Tuesday, July 24, 2012

If a right exists, but nobody wrote it down on parchment paper with a quill pen in 1787, is it still a right?

In today's Tea Party, radicalized, vitriolic atmosphere of discussing rights and invoking Founding Fathers, it has become en vogue to complain that people are claiming to have rights that aren't listed anywhere in the Bill of Rights. Or the Declaration of Independence, for that matter. Usually the complaints come from those who oppose whatever it is the right-seekers are asking for.

Today, there was a letter to the editor in the local paper about the right to marry. The letter writer's short, pithy letter was only one paragraph, five brief sentences. He said he'd decided to do a little research, looked in the Declaration, the Bill of Rights, and other writings of the founders and found no mention of that right. Ipso facto, he concludes there is no such right.

(I will stop now and note that my assumption is that Mr. Letter Writer opposes same-sex marriage and so wrote this letter to rebut the argument that such couples have any sort of "right" to marry. His letter did not offer any greater context, so I am feeling free to make my own reasonable inferences. If anyone can offer a better idea of what this guy meant, let me know.)

Naturally, some comments rebutted this sadly simplistic take on things. And, of course, some other comments agreed, further complaining about the "penumbra" of rights horse hockey that our rogue, out-of-control courts have come up with as they legislate from the bench. If it's not in the Constitution, by gosh, it's not a right, they cry!

As a lawyer and a student of the Constitution, this nonsense makes me crazy. If the people making these arguments (that rights don't exist unless they're specifically enumerated in the Constitution) really thought it through, they'd see that it's nonsense. If the Bill of Rights explicitly listed every right that we as citizens, or as humans, possess, well, we'd never have ratified the Constitution because we'd still be writing the damn thing. They can't possibly all be listed. But not being listed does not mean those rights do not exist and to argue otherwise is dangerous in the extreme.

The Constitution says not one word about procreation. But I'm fairly confident the letter-writer would argue to his dying breath that he had an absolute, fundamental right to have his children and to raise them as he saw fit.

I would also wager that the letter writer would object strenuously (at least I hope he would) if any state tried to pass a law saying that brunettes could not marry blonds or that people with green eyes could only marry other green-eyed crazies. I would hope he would expect the Supreme Court to strike down any such law just as they rightly struck down laws banning mixed-race marriages.

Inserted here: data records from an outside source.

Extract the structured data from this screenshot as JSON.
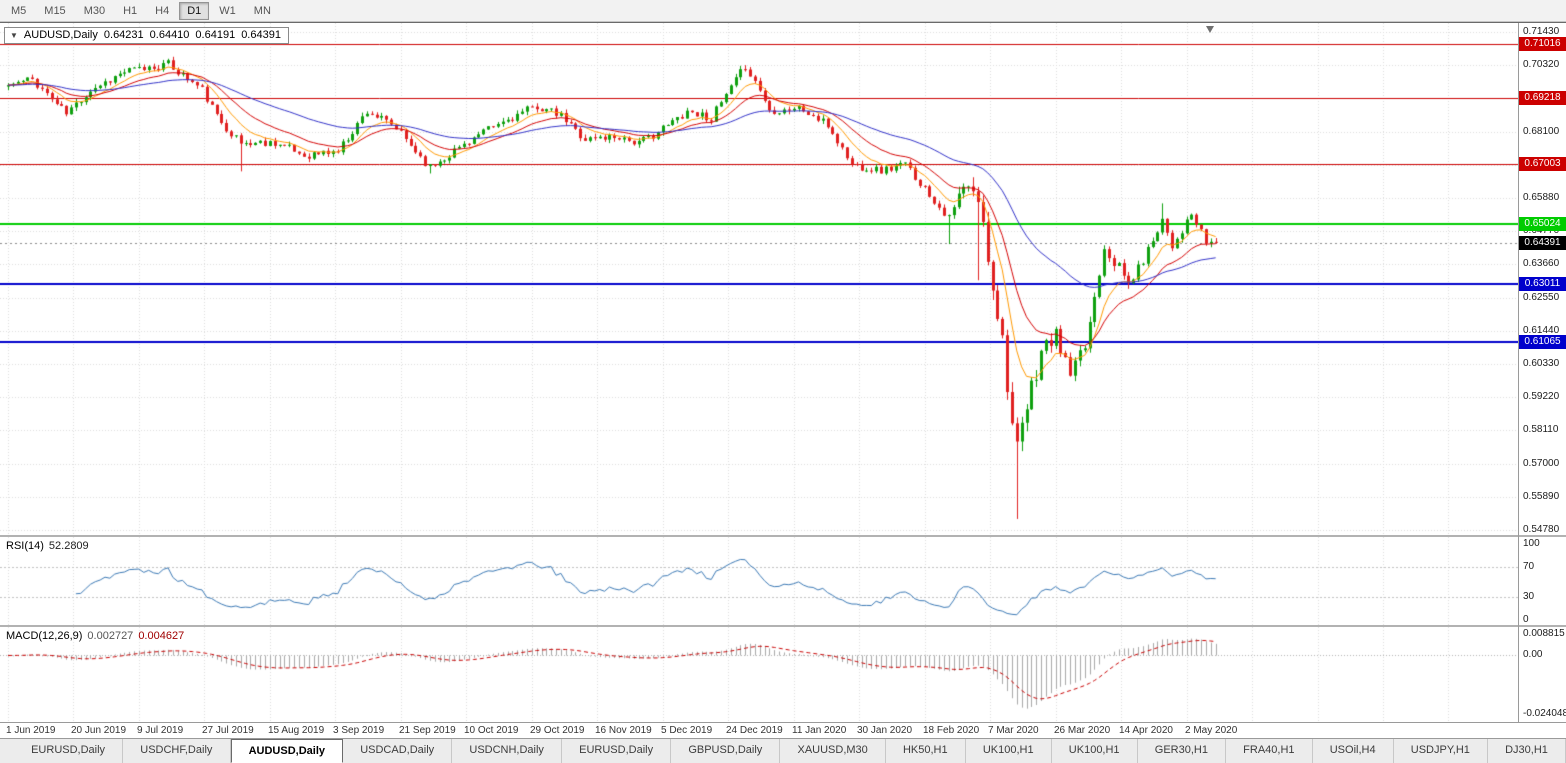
{
  "toolbar": {
    "timeframes": [
      "M5",
      "M15",
      "M30",
      "H1",
      "H4",
      "D1",
      "W1",
      "MN"
    ],
    "active": "D1"
  },
  "chart": {
    "symbol_period": "AUDUSD,Daily",
    "open": "0.64231",
    "high": "0.64410",
    "low": "0.64191",
    "close": "0.64391",
    "dropdown_icon": "▼"
  },
  "price_axis": {
    "prices": [
      0.7143,
      0.7032,
      0.6921,
      0.681,
      0.6699,
      0.6588,
      0.6477,
      0.6366,
      0.6255,
      0.6144,
      0.6033,
      0.5922,
      0.5811,
      0.57,
      0.5589,
      0.5478
    ]
  },
  "hlines": [
    {
      "price": 0.71016,
      "color": "#cc0000",
      "width": 1
    },
    {
      "price": 0.69218,
      "color": "#cc0000",
      "width": 1
    },
    {
      "price": 0.67003,
      "color": "#cc0000",
      "width": 1
    },
    {
      "price": 0.65024,
      "color": "#00cc00",
      "width": 2
    },
    {
      "price": 0.63011,
      "color": "#0000cc",
      "width": 2
    },
    {
      "price": 0.61065,
      "color": "#0000cc",
      "width": 2
    }
  ],
  "current_price": {
    "value": 0.64391,
    "badge_color": "#000000"
  },
  "rsi": {
    "name": "RSI(14)",
    "value": "52.2809",
    "axis_labels": [
      100,
      70,
      30,
      0
    ],
    "levels": [
      70,
      30
    ],
    "line_color": "#3a78b4"
  },
  "macd": {
    "name": "MACD(12,26,9)",
    "value_main": "0.002727",
    "value_signal": "0.004627",
    "axis_top": "0.008815",
    "axis_zero": "0.00",
    "axis_bottom": "-0.0240482",
    "histogram_color": "#a8a8a8",
    "signal_color": "#c80000"
  },
  "time_axis": {
    "labels": [
      "1 Jun 2019",
      "20 Jun 2019",
      "9 Jul 2019",
      "27 Jul 2019",
      "15 Aug 2019",
      "3 Sep 2019",
      "21 Sep 2019",
      "10 Oct 2019",
      "29 Oct 2019",
      "16 Nov 2019",
      "5 Dec 2019",
      "24 Dec 2019",
      "11 Jan 2020",
      "30 Jan 2020",
      "18 Feb 2020",
      "7 Mar 2020",
      "26 Mar 2020",
      "14 Apr 2020",
      "2 May 2020"
    ]
  },
  "tabs": {
    "active_index": 2,
    "items": [
      "EURUSD,Daily",
      "USDCHF,Daily",
      "AUDUSD,Daily",
      "USDCAD,Daily",
      "USDCNH,Daily",
      "EURUSD,Daily",
      "GBPUSD,Daily",
      "XAUUSD,M30",
      "HK50,H1",
      "UK100,H1",
      "UK100,H1",
      "GER30,H1",
      "FRA40,H1",
      "USOil,H4",
      "USDJPY,H1",
      "DJ30,H1"
    ]
  },
  "chart_data": {
    "type": "candlestick",
    "symbol": "AUDUSD",
    "timeframe": "Daily",
    "count": 250,
    "seed": 11,
    "noise": 0.0014,
    "wick": 0.0013,
    "price_window": {
      "max": 0.7173,
      "min": 0.54613
    },
    "up_color": "#0fa00f",
    "down_color": "#e02020",
    "ma_lines": [
      {
        "period": 8,
        "color": "#ff9900"
      },
      {
        "period": 17,
        "color": "#d40000"
      },
      {
        "period": 45,
        "color": "#3030c8"
      }
    ],
    "anchors": [
      [
        0,
        0.6965
      ],
      [
        5,
        0.6985
      ],
      [
        12,
        0.687
      ],
      [
        17,
        0.695
      ],
      [
        24,
        0.701
      ],
      [
        33,
        0.7035
      ],
      [
        40,
        0.695
      ],
      [
        43,
        0.686
      ],
      [
        48,
        0.677
      ],
      [
        55,
        0.6775
      ],
      [
        61,
        0.673
      ],
      [
        68,
        0.6745
      ],
      [
        74,
        0.688
      ],
      [
        80,
        0.682
      ],
      [
        87,
        0.669
      ],
      [
        95,
        0.678
      ],
      [
        103,
        0.685
      ],
      [
        109,
        0.6895
      ],
      [
        114,
        0.686
      ],
      [
        119,
        0.6785
      ],
      [
        126,
        0.6795
      ],
      [
        130,
        0.677
      ],
      [
        136,
        0.683
      ],
      [
        140,
        0.688
      ],
      [
        145,
        0.6855
      ],
      [
        148,
        0.693
      ],
      [
        152,
        0.703
      ],
      [
        155,
        0.695
      ],
      [
        157,
        0.688
      ],
      [
        163,
        0.689
      ],
      [
        169,
        0.683
      ],
      [
        174,
        0.67
      ],
      [
        180,
        0.668
      ],
      [
        185,
        0.67
      ],
      [
        189,
        0.662
      ],
      [
        194,
        0.652
      ],
      [
        197,
        0.662
      ],
      [
        200,
        0.6583
      ],
      [
        203,
        0.63
      ],
      [
        205,
        0.612
      ],
      [
        207,
        0.583
      ],
      [
        208,
        0.574
      ],
      [
        209,
        0.581
      ],
      [
        211,
        0.595
      ],
      [
        213,
        0.6075
      ],
      [
        216,
        0.613
      ],
      [
        219,
        0.5995
      ],
      [
        222,
        0.609
      ],
      [
        226,
        0.643
      ],
      [
        231,
        0.63
      ],
      [
        234,
        0.638
      ],
      [
        238,
        0.652
      ],
      [
        240,
        0.643
      ],
      [
        244,
        0.653
      ],
      [
        247,
        0.644
      ],
      [
        249,
        0.64391
      ]
    ],
    "specials": [
      {
        "i": 33,
        "high": 0.7045
      },
      {
        "i": 48,
        "low": 0.6677
      },
      {
        "i": 87,
        "low": 0.667
      },
      {
        "i": 152,
        "high": 0.7032
      },
      {
        "i": 194,
        "low": 0.6434
      },
      {
        "i": 200,
        "low": 0.6313
      },
      {
        "i": 208,
        "low": 0.5515
      },
      {
        "i": 238,
        "high": 0.657
      }
    ],
    "vol_zones": [
      {
        "from": 196,
        "to": 216,
        "mult": 2.6
      },
      {
        "from": 216,
        "to": 232,
        "mult": 1.5
      }
    ]
  }
}
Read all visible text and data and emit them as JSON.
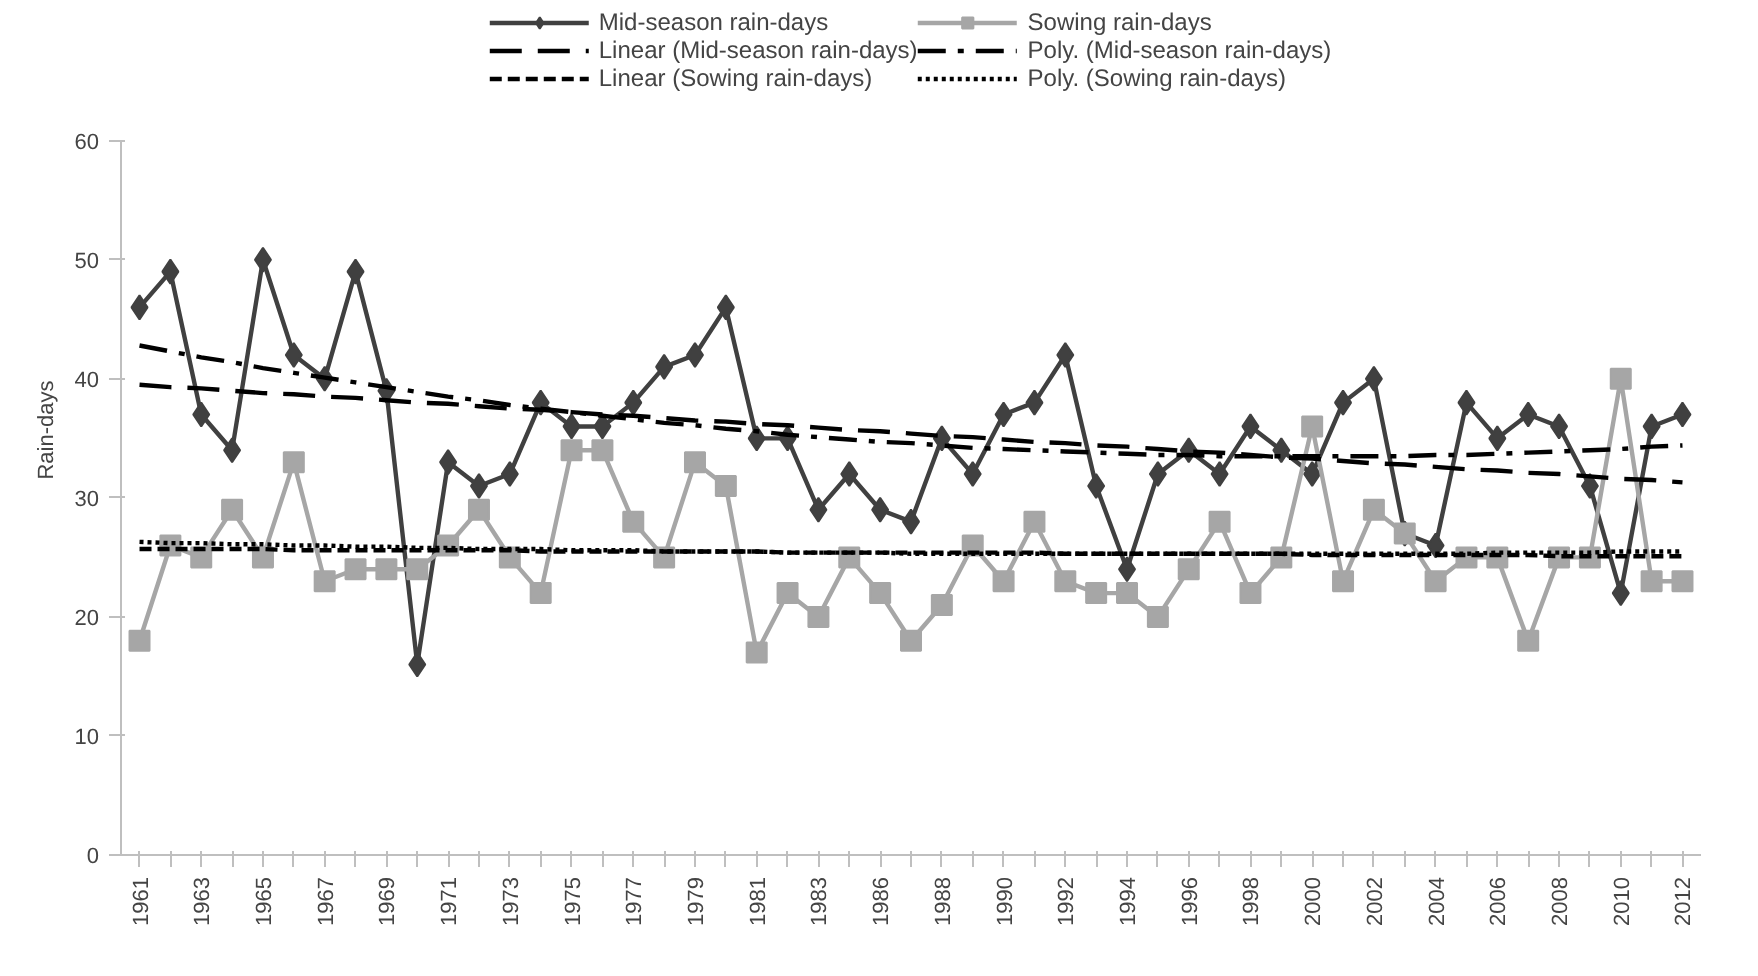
{
  "chart_data": {
    "type": "line",
    "ylabel": "Rain-days",
    "categories": [
      "1961",
      null,
      "1963",
      null,
      "1965",
      null,
      "1967",
      null,
      "1969",
      null,
      "1971",
      null,
      "1973",
      null,
      "1975",
      null,
      "1977",
      null,
      "1979",
      null,
      "1981",
      null,
      "1983",
      null,
      "1986",
      null,
      "1988",
      null,
      "1990",
      null,
      "1992",
      null,
      "1994",
      null,
      "1996",
      null,
      "1998",
      null,
      "2000",
      null,
      "2002",
      null,
      "2004",
      null,
      "2006",
      null,
      "2008",
      null,
      "2010",
      null,
      "2012"
    ],
    "series": [
      {
        "name": "Mid-season rain-days",
        "color": "#404040",
        "marker": "diamond",
        "line_style": "solid",
        "values": [
          46,
          49,
          37,
          34,
          50,
          42,
          40,
          49,
          39,
          16,
          33,
          31,
          32,
          38,
          36,
          36,
          38,
          41,
          42,
          46,
          35,
          35,
          29,
          32,
          29,
          28,
          35,
          32,
          37,
          38,
          42,
          31,
          24,
          32,
          34,
          32,
          36,
          34,
          32,
          38,
          40,
          27,
          26,
          38,
          35,
          37,
          36,
          31,
          22,
          36,
          37
        ]
      },
      {
        "name": "Sowing rain-days",
        "color": "#a6a6a6",
        "marker": "square",
        "line_style": "solid",
        "values": [
          18,
          26,
          25,
          29,
          25,
          33,
          23,
          24,
          24,
          24,
          26,
          29,
          25,
          22,
          34,
          34,
          28,
          25,
          33,
          31,
          17,
          22,
          20,
          25,
          22,
          18,
          21,
          26,
          23,
          28,
          23,
          22,
          22,
          20,
          24,
          28,
          22,
          25,
          36,
          23,
          29,
          27,
          23,
          25,
          25,
          18,
          25,
          25,
          40,
          23,
          23
        ]
      },
      {
        "name": "Linear (Mid-season rain-days)",
        "color": "#000000",
        "marker": "none",
        "line_style": "longdash",
        "values": [
          39.5,
          39.3,
          39.2,
          39.0,
          38.8,
          38.7,
          38.5,
          38.4,
          38.2,
          38.0,
          37.9,
          37.7,
          37.5,
          37.4,
          37.2,
          37.0,
          36.9,
          36.7,
          36.5,
          36.4,
          36.2,
          36.1,
          35.9,
          35.7,
          35.6,
          35.4,
          35.2,
          35.1,
          34.9,
          34.7,
          34.6,
          34.4,
          34.3,
          34.1,
          33.9,
          33.8,
          33.6,
          33.4,
          33.3,
          33.1,
          32.9,
          32.8,
          32.6,
          32.4,
          32.3,
          32.1,
          32.0,
          31.8,
          31.6,
          31.5,
          31.3
        ]
      },
      {
        "name": "Poly. (Mid-season rain-days)",
        "color": "#000000",
        "marker": "none",
        "line_style": "dashdot",
        "values": [
          42.8,
          42.3,
          41.8,
          41.4,
          40.9,
          40.5,
          40.1,
          39.7,
          39.3,
          38.9,
          38.5,
          38.2,
          37.8,
          37.5,
          37.2,
          36.9,
          36.6,
          36.3,
          36.1,
          35.8,
          35.6,
          35.3,
          35.1,
          34.9,
          34.7,
          34.6,
          34.4,
          34.2,
          34.1,
          34.0,
          33.9,
          33.8,
          33.7,
          33.6,
          33.6,
          33.5,
          33.5,
          33.5,
          33.5,
          33.5,
          33.5,
          33.5,
          33.6,
          33.6,
          33.7,
          33.8,
          33.9,
          34.0,
          34.1,
          34.3,
          34.4
        ]
      },
      {
        "name": "Linear (Sowing rain-days)",
        "color": "#000000",
        "marker": "none",
        "line_style": "dashed",
        "values": [
          25.7,
          25.7,
          25.7,
          25.7,
          25.7,
          25.6,
          25.6,
          25.6,
          25.6,
          25.6,
          25.6,
          25.6,
          25.6,
          25.5,
          25.5,
          25.5,
          25.5,
          25.5,
          25.5,
          25.5,
          25.5,
          25.4,
          25.4,
          25.4,
          25.4,
          25.4,
          25.4,
          25.4,
          25.4,
          25.4,
          25.3,
          25.3,
          25.3,
          25.3,
          25.3,
          25.3,
          25.3,
          25.3,
          25.2,
          25.2,
          25.2,
          25.2,
          25.2,
          25.2,
          25.2,
          25.2,
          25.1,
          25.1,
          25.1,
          25.1,
          25.1
        ]
      },
      {
        "name": "Poly. (Sowing rain-days)",
        "color": "#000000",
        "marker": "none",
        "line_style": "dotted",
        "values": [
          26.3,
          26.2,
          26.2,
          26.1,
          26.1,
          26.0,
          26.0,
          25.9,
          25.9,
          25.8,
          25.8,
          25.7,
          25.7,
          25.7,
          25.6,
          25.6,
          25.6,
          25.5,
          25.5,
          25.5,
          25.5,
          25.4,
          25.4,
          25.4,
          25.4,
          25.3,
          25.3,
          25.3,
          25.3,
          25.3,
          25.3,
          25.3,
          25.3,
          25.3,
          25.3,
          25.3,
          25.3,
          25.3,
          25.3,
          25.3,
          25.3,
          25.3,
          25.3,
          25.3,
          25.4,
          25.4,
          25.4,
          25.4,
          25.5,
          25.5,
          25.5
        ]
      }
    ],
    "ylim": [
      0,
      60
    ],
    "yticks": [
      0,
      10,
      20,
      30,
      40,
      50,
      60
    ],
    "grid": false,
    "legend": "top"
  }
}
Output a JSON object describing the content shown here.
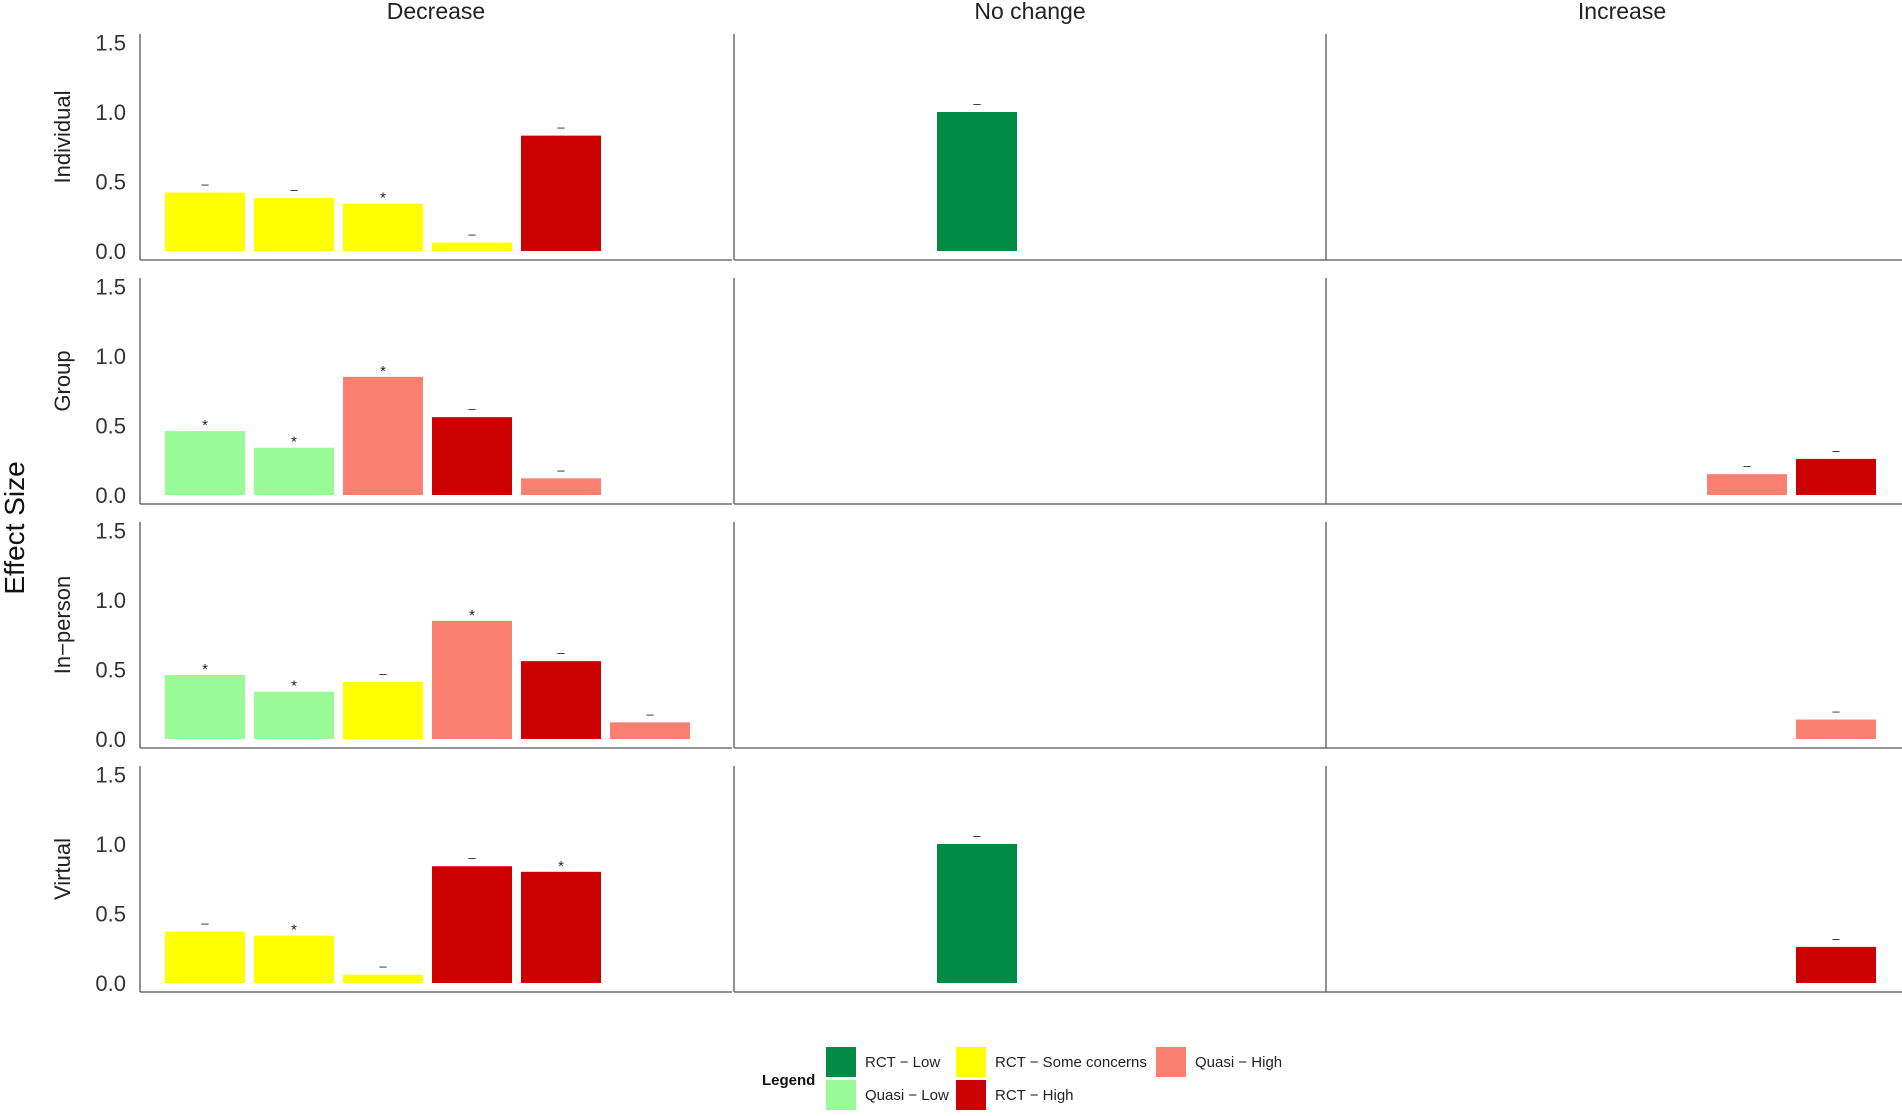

Those are just two examples. The Founders never intended the Bill of Rights to be an exhaustive list. In fact, that was one of the objections to having a bill of rights, because it could be seen as exhaustive and could therefore some day be used by a letter-writer in Kansas as authority for arguing against a right. I guess Mr. Letter Writer didn't read that in the Founding Fathers' documents he so thoroughly researched.

But the Bill of Rights does offer some clues. It talks about the right of persons to be secure in their homes and their effects. It talks about liberty. It includes the rights of religion, association, and speech which, when combined and viewed properly, can cover a lot of things. Oh, and let's not forget that we've since amended the document to be clear that all persons are entitled to equal protection of the law. It's a simple phrase, but it means so much and applies to oh so many situations. Some (many) would even suggest it would apply to
the situation where the state offers up marriage as a legal option, but only to couples the state approves of.

The bottom line is that we can't look to the enumerated rights specifically mentioned in the Bill of Rights and stop there. That isn't all there is to it. Those rights are the tip of the iceberg. It requires thoughtful analysis to look beyond that basic list and consider the full import of the ideals they embody. This is why the extreme textualism some people apply to Constitutional analysis makes me nuts, because it is the very last thing the founders would have wanted us to do. Sheesh, anyone who thinks we are limited to the explicit words the Founders included in that fairly brief document didn't study the founding of our nation at all.